Rogers, as a member of the Steering Committee himself, is also well known to its members. (Under Steering Committee rules, he will choose a proxy from his own region to vote on his behalf.)

The Steering Committee weighs a number of factors in making its selection, including fundraising and seniority. It also eyes voting record — how consistently has a lawmaker voted with the party — and how successful that lawmaker has been in getting legislation passed. 

Here, too, Rogers may have a clear advantage. Rogers, working alongside Rep. Jim Cooper, D.-Tenn., was a driving force behind the creation of the U.S. Space Force, the newest branch of the U.S. military created under Trump and the first new branch designated since 1947. A source familiar with Rogers’ thinking said that legislative achievement — along with his fundraising prowess — is a key example of the kind of leadership that Rogers wants to convince the steering committee he offers. 

Close watchers of the race see Turner’s razor-sharp intelligence as his best advantage. He is a quick-tongued debater steeped in the policy details some lawmakers leave to staff, and as a former president of the NATO Parliamentary Assembly, is expected to bring a fierce attention to transatlantic issues that may take on fresh significance in a post-Trump world.

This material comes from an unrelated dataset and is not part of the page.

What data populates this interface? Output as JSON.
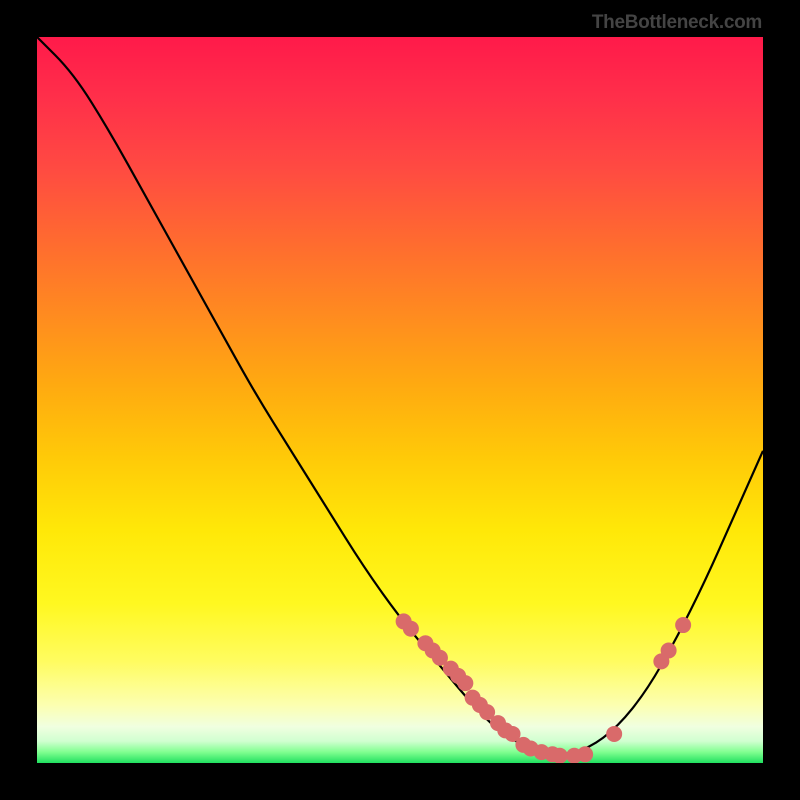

Rogers’ primary policy focus is on the threat to the United States from an increasingly assertive China — a vision that forms the thrust of his pitch to the Steering Committee, according to a person familiar with his thinking. 

Turner may also have other options if the Steering Committee promotes Rogers. Rep. Devin Nunes, R-Calif., is technically term-limited as ranking member of the House Intelligence Committee and has long sought the gavel of the House Ways and Means Committee — and it was Turner’s performance on the bitterly partisan HPSCI that earned public praise from Trump during impeachment hearings. The hard edges critics say may lose him the Armed Services post might be seen as an asset for the Intelligence Committee role. 

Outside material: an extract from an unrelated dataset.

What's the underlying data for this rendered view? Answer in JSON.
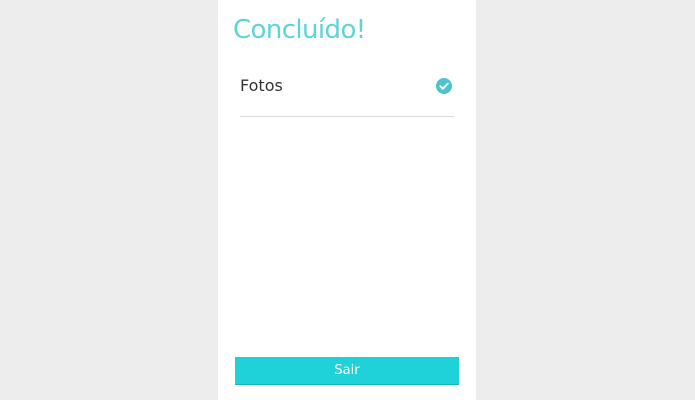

But as a select committee, HPSCI leadership is determined by Minority Leader Kevin McCarthy, R-Calif., not the Steering Committee. McCarthy could choose to leave Nunes in the post until the current Ways and Means ranking member, Rep. Kevin Brady, R-Texas, has finished his term. And in any event, Turner would have competition for the post: Rep. Chris Stewart, R-Utah, is also angling for the position, multiple sources familiar with the dynamic say. 

For now, Turner is said to be prioritizing the HASC post. 

The most senior member of the committee after the departing chair, Rep. Joe Wilson, R-S.C., is not contesting the race.